The caucus also has called for new limitations to the state’s pass-through entity tax, a workaround to the $10,000 federal deduction limit for state and local taxes. The PTET allows certain entities, such as S corporations and partnerships, to pay state income tax at the entity level instead of having their individual members pay the tax as they usually would. New York provides the individuals a credit for the state taxes paid. The credit is currently 100% and thus brings in no additional revenue to the state. The caucus has called on New York to follow Connecticut’s lead and credit only 87.5% of the tax.

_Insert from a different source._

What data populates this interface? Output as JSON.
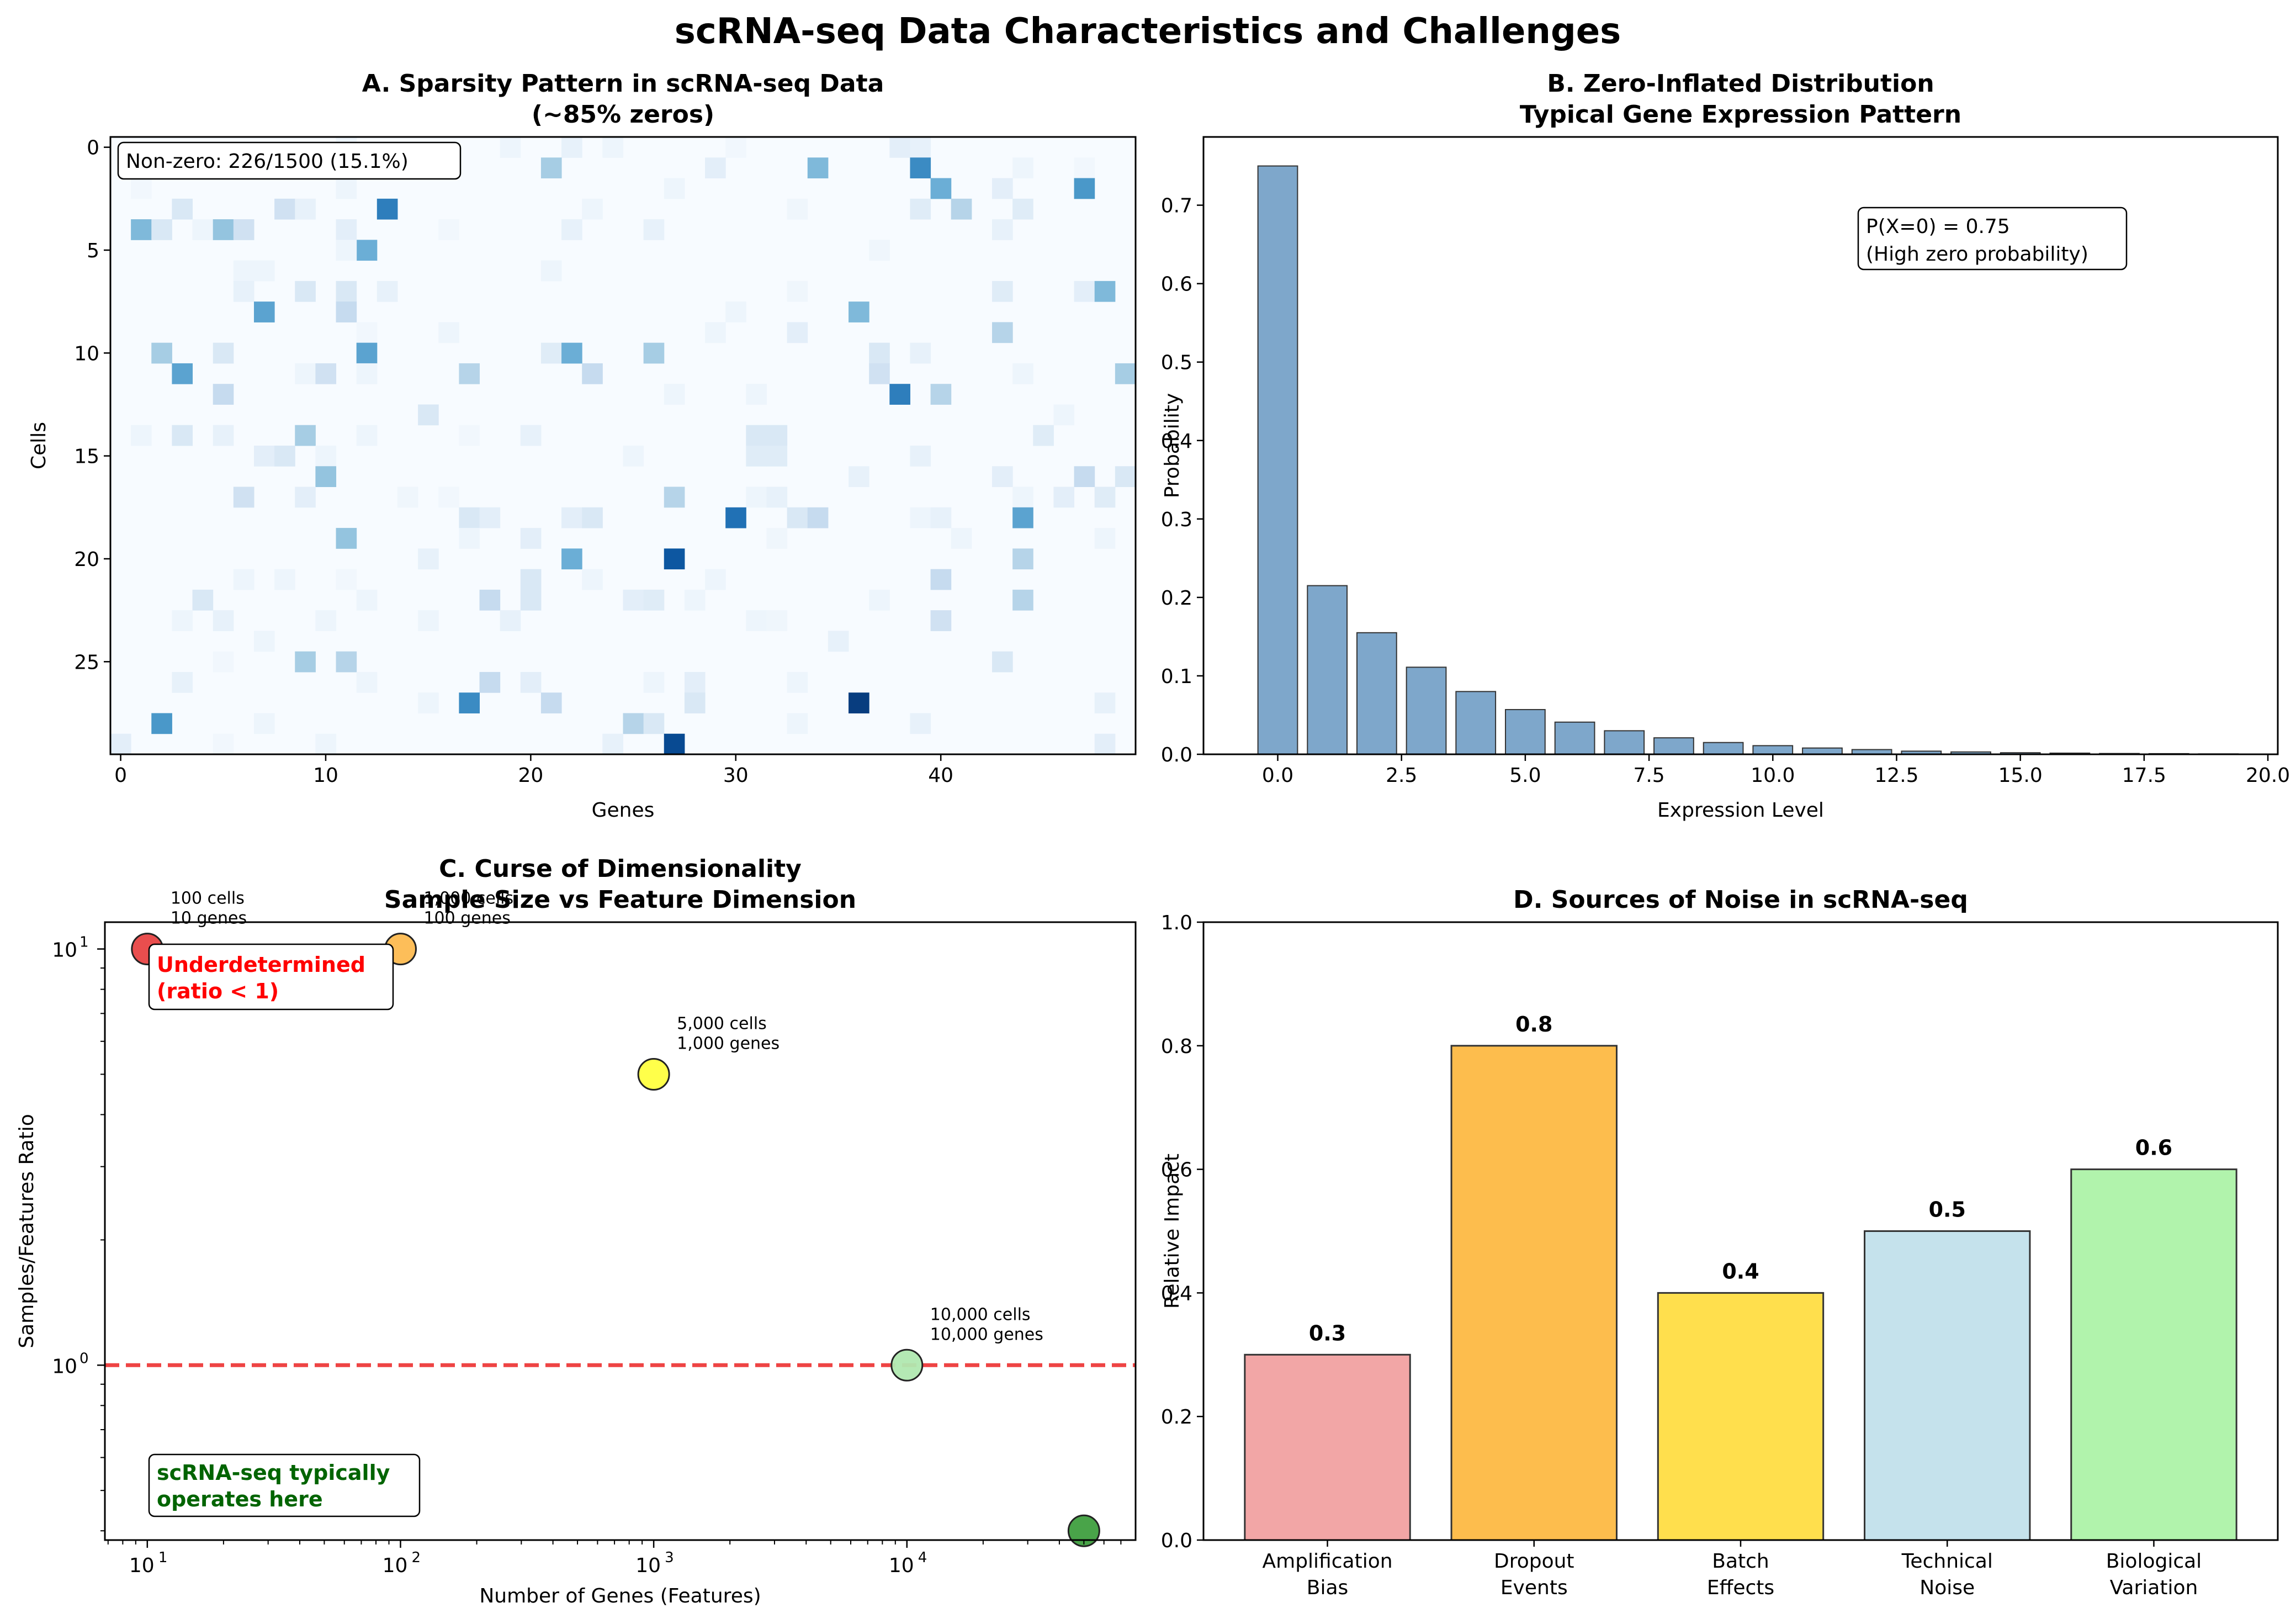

E.J. McMahon, founding senior fellow at the Empire Center for Public Policy, a fiscally conservative think tank, said proposals to raise taxes on the wealthy would hit a major revenue stream for the state by encouraging millionaires to leave.
In tax year 2021, millionaires made up less than 2% of filers but contributed 45% of the state’s personal income tax revenue, according to the Citizens Budget Commission. A December report by the Fiscal Policy Institute found the state gained more millionaires between 2020 and 2022 than it lost, driven by strong financial markets.
“That does not mean millionaires returned to New York and millionaires hit by tax increases don’t care about it,” McMahon said in an interview. “It meant that their capital gains surged because the market was surging.”